PUPA DÖNEMİ

İşçi arıların üzerine mumdan hafif kubbeli bir kapak örmeleriyle birlikte larva, pupa dönemine girer. Arı pupası, bulunduğu hücrenin içinde 12 gün boyunca kalır.7 Bu süre içinde hücrede dıştan herhangi bir değişiklik gözlenmez. Oysa hücrenin içindeki pupa sürekli büyüme halindedir. Arı yumurtası kraliçe arı tarafından hücreye bırakıldıktan tam üç hafta sonra hücrenin kapağı yırtılır ve içinden uçmaya hazır bir şekilde balarısı çıkar. Bundan sonra pupanın dış yüzeyi ölü bir kabuk olarak hücrede kalır. Pupadan çıkan balarısı yaklaşık 6 hafta sürecek ömrüne bu hücrenin içinde geçirdiği gelişim evrelerinin sonucunda başlar.8 Balarısı hücreden ne larvaya ne de pupaya benzemeyen, bambaşka bir canlı olarak çıkar. Balarısının, son aşamanın tamamlanması ile birlikte, yaşamını devam ettirmek için ihtiyaç duyacağı sistemlerde hiçbir eksik olmadan pupadan çıkması, üzerinde önemle durulması gereken bir konudur.
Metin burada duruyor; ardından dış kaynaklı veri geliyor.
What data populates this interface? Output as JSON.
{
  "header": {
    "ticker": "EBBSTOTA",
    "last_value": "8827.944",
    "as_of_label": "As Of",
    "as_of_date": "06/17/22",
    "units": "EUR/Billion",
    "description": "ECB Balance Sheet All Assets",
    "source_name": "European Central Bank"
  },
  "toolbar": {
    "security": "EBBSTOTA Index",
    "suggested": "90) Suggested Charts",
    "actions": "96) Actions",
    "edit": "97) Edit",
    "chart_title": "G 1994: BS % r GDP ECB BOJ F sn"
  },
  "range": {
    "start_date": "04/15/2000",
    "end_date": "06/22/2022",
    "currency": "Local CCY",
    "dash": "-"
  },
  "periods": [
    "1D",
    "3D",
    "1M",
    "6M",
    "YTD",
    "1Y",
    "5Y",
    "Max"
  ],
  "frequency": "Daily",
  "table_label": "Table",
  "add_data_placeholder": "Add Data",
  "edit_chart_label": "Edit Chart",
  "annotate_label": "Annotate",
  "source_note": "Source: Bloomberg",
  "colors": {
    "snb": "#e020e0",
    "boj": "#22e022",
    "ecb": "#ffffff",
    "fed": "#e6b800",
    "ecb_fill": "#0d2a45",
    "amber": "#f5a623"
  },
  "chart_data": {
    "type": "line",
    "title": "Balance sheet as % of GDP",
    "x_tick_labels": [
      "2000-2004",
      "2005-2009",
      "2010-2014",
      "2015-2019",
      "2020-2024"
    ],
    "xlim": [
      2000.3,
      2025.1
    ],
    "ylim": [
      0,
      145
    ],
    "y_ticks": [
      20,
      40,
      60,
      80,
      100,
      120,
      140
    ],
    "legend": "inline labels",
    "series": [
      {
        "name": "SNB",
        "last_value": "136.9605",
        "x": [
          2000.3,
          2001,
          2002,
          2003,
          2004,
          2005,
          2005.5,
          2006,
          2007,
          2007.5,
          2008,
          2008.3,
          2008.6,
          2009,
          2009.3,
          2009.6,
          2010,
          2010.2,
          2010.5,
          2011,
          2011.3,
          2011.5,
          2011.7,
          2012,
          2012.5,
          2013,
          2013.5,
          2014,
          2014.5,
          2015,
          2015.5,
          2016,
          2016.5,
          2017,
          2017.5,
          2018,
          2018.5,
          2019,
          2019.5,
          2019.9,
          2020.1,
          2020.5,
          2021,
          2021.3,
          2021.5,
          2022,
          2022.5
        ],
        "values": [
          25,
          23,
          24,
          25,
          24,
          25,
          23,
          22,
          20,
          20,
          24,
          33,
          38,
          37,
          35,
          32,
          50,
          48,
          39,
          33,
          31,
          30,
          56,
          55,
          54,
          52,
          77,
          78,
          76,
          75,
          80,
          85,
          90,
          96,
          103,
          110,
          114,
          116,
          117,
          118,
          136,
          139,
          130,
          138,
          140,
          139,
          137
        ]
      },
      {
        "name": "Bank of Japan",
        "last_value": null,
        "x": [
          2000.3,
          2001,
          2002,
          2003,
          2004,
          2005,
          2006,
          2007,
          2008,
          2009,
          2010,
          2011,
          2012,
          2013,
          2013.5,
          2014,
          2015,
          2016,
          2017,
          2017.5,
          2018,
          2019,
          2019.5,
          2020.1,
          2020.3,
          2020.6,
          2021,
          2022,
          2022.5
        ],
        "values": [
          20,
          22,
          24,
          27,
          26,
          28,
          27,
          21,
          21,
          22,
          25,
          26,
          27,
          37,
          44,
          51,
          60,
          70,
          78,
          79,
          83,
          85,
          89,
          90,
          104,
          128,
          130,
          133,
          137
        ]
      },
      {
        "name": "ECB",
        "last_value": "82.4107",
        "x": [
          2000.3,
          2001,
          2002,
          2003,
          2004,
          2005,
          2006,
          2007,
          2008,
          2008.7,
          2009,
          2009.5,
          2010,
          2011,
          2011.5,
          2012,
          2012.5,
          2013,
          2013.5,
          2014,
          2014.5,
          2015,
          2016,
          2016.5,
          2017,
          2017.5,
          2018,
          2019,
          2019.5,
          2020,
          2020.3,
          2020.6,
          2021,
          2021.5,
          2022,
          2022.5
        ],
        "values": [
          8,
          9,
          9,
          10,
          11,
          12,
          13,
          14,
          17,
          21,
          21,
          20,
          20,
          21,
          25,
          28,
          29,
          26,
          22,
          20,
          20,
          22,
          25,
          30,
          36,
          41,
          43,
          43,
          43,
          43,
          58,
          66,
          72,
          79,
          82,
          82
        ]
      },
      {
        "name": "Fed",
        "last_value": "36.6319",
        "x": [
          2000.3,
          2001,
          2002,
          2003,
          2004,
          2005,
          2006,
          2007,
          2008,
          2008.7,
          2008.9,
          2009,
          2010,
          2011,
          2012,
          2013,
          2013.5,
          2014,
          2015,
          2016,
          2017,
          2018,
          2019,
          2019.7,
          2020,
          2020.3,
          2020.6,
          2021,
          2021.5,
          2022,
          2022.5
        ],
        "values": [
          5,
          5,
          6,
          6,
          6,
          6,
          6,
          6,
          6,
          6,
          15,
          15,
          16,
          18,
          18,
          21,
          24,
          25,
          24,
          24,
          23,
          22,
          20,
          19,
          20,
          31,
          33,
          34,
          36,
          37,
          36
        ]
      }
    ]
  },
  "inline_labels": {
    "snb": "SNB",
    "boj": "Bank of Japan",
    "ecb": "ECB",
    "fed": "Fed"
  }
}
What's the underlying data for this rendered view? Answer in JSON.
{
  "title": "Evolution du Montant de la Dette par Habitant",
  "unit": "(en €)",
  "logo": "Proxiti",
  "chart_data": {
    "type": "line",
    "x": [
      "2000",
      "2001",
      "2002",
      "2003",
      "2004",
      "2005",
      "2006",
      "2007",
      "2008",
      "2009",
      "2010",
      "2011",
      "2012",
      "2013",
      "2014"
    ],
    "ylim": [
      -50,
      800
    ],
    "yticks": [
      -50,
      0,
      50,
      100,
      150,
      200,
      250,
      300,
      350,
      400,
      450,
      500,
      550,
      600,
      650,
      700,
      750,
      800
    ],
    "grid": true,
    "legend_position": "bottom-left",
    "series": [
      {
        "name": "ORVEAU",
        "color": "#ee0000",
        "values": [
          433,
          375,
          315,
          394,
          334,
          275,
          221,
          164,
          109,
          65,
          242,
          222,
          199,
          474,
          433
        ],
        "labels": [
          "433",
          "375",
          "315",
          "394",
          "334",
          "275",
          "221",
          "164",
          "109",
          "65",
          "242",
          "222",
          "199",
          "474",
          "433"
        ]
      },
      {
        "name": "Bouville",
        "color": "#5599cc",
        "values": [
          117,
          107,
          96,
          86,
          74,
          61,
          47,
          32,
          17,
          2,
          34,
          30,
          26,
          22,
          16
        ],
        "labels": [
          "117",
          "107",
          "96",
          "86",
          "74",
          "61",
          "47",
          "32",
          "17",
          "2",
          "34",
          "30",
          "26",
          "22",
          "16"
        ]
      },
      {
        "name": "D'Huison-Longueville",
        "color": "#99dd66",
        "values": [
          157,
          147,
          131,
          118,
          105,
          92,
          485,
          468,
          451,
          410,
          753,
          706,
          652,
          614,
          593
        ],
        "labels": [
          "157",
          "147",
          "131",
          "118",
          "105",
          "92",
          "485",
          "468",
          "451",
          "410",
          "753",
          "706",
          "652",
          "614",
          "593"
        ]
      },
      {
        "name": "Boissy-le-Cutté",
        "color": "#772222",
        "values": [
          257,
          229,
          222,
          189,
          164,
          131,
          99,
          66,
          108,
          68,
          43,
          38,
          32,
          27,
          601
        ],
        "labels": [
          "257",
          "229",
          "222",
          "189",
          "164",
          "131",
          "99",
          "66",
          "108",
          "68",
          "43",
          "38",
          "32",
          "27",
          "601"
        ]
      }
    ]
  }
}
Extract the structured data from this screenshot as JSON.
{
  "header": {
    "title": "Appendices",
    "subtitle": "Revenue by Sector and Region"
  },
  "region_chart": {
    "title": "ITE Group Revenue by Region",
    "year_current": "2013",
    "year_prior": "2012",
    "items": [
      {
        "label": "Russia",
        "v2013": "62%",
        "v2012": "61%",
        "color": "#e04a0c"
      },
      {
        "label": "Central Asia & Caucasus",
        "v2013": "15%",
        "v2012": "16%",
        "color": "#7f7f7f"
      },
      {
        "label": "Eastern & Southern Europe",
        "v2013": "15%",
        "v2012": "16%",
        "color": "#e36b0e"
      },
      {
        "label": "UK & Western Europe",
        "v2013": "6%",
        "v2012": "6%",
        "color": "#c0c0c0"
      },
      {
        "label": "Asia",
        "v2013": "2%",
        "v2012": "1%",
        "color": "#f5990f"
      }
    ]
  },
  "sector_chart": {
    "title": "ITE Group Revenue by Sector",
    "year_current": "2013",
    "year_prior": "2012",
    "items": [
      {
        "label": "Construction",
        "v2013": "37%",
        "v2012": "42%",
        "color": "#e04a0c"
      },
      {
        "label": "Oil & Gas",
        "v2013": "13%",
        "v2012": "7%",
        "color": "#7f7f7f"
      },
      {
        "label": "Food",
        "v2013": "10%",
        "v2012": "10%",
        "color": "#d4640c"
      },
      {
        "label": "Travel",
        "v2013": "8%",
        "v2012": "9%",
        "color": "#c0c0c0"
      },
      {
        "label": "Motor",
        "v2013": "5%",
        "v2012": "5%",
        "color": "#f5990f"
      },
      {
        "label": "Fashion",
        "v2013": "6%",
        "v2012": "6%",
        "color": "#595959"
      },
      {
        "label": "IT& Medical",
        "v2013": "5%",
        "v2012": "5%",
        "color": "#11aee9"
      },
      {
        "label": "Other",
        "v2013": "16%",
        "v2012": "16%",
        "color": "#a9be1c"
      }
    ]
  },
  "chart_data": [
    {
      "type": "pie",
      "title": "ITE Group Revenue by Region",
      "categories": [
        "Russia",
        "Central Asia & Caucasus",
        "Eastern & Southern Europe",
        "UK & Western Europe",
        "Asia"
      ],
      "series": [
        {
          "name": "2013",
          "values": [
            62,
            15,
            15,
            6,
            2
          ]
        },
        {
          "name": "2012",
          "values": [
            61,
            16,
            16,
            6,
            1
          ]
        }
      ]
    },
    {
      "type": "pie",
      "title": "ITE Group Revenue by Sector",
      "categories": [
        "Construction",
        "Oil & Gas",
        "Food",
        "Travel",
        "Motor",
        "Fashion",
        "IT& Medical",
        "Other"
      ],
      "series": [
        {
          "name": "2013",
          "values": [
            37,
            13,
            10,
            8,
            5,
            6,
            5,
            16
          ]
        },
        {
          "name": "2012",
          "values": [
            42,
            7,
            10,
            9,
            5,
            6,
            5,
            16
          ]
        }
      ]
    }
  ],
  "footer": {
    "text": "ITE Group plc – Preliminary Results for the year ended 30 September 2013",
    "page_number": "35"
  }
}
Arının herşeyi pupanın, yani küçük kapalı bir mekanın içinde oluşmuştur. Örneğin uzun uçuşlarında kullanacağı özel yapılı kanatları, yapacağı işlere uygun tasarlanmış gözleri, düşmanlarına karşı kullandığı iğnesi, salgı bezleri, balmumu üretmesini sağlayacak sistemi, üreme sistemi, polen toplamaya yarayan tüyleri kısacası bütün vücut sistemleri eksiksiz olarak arının pupa evresini geçirdiği kozanın içinde gelişir.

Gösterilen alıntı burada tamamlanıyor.